While misinformation circles COVID-19, antibiotics are infused with misunderstandings. “Even in the basic concept that antibiotics don’t work against viral infections, there’s room for improved patient understanding and ways for the general public to be part of the effort against misuse and overprescription,” Hyun says.

Patients under age 40 tend to be more receptive to discussions about viruses versus bacteria, Willis says. He takes time to explain the potential risks, especially to older patients who see antibiotics as a cure-all.
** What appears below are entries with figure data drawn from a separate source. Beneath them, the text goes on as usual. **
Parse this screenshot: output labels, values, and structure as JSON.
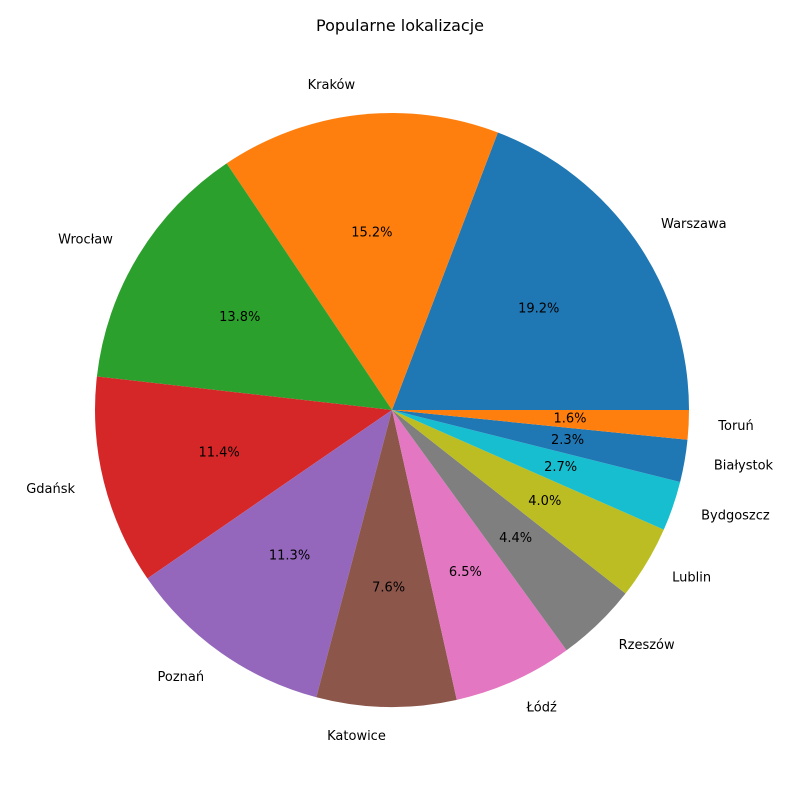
{
  "chart_data": {
    "type": "pie",
    "title": "Popularne lokalizacje",
    "slices": [
      {
        "label": "Warszawa",
        "value": 19.2,
        "pct_label": "19.2%",
        "color": "#1f77b4"
      },
      {
        "label": "Kraków",
        "value": 15.2,
        "pct_label": "15.2%",
        "color": "#ff7f0e"
      },
      {
        "label": "Wrocław",
        "value": 13.8,
        "pct_label": "13.8%",
        "color": "#2ca02c"
      },
      {
        "label": "Gdańsk",
        "value": 11.4,
        "pct_label": "11.4%",
        "color": "#d62728"
      },
      {
        "label": "Poznań",
        "value": 11.3,
        "pct_label": "11.3%",
        "color": "#9467bd"
      },
      {
        "label": "Katowice",
        "value": 7.6,
        "pct_label": "7.6%",
        "color": "#8c564b"
      },
      {
        "label": "Łódź",
        "value": 6.5,
        "pct_label": "6.5%",
        "color": "#e377c2"
      },
      {
        "label": "Rzeszów",
        "value": 4.4,
        "pct_label": "4.4%",
        "color": "#7f7f7f"
      },
      {
        "label": "Lublin",
        "value": 4.0,
        "pct_label": "4.0%",
        "color": "#bcbd22"
      },
      {
        "label": "Bydgoszcz",
        "value": 2.7,
        "pct_label": "2.7%",
        "color": "#17becf"
      },
      {
        "label": "Białystok",
        "value": 2.3,
        "pct_label": "2.3%",
        "color": "#1f77b4"
      },
      {
        "label": "Toruń",
        "value": 1.6,
        "pct_label": "1.6%",
        "color": "#ff7f0e"
      }
    ]
  }
}
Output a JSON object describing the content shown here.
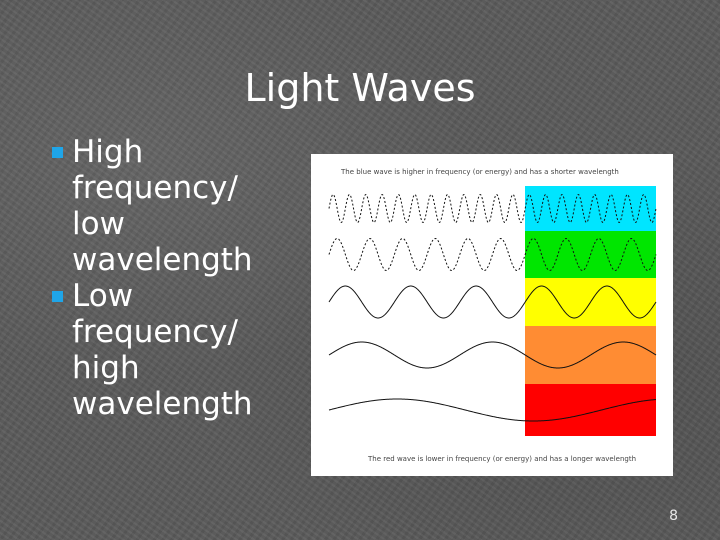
{
  "title": "Light Waves",
  "bullets": [
    {
      "text": "High frequency/ low wavelength"
    },
    {
      "text": "Low frequency/ high wavelength"
    }
  ],
  "figure": {
    "top_caption": "The blue wave is higher in frequency (or energy) and has a shorter wavelength",
    "bottom_caption": "The red wave is lower in frequency (or energy) and has a longer wavelength",
    "waves": [
      {
        "name": "blue",
        "color": "#00e5ff",
        "cycles": 20
      },
      {
        "name": "green",
        "color": "#00e600",
        "cycles": 10
      },
      {
        "name": "yellow",
        "color": "#ffff00",
        "cycles": 5
      },
      {
        "name": "orange",
        "color": "#ff8c33",
        "cycles": 2.5
      },
      {
        "name": "red",
        "color": "#ff0000",
        "cycles": 1.2
      }
    ]
  },
  "page_number": "8"
}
Some antibiotics can cause rare but severe side effects, such as Achilles tendon rupture. Antibiotics can also cause allergic reactions and even infections with the bacteria C. difficile, which caused the deaths of at least 12,800 people in 2017, according to the CDC.

Willis says that science is just starting to understand how antibiotics affect the microbiome and our gut bacteria. For example, antibiotic interaction with the microbiome may contribute to obesity, allergies and type 2 diabetes.

Patients can assist in decreasing antibiotic misuse, overuse and resistance. Most physicians will likely assume you want antibiotics, Willis says. He offers a script for patients: “I’m not here to get antibiotics unless they’re necessary. But I’d like to better understand my symptoms, if there’s anything I can use to help, or something I need to worry about.”

“It’s important to advocate for yourself,” Willis says. “It can be helpful to let the doctor know what your expectations are for the visit, in the event they do not ask you directly.”

If a physician hands you a prescription for an antibiotic and you don’t understand why, ask if they can explain why you need an antibiotic. Ask about potential benefits and side effects, Hyun suggests.

“There are many cases where the benefits of antibiotics outweigh the risk,” Willis says. “But they are not a panacea every time you feel unwell.”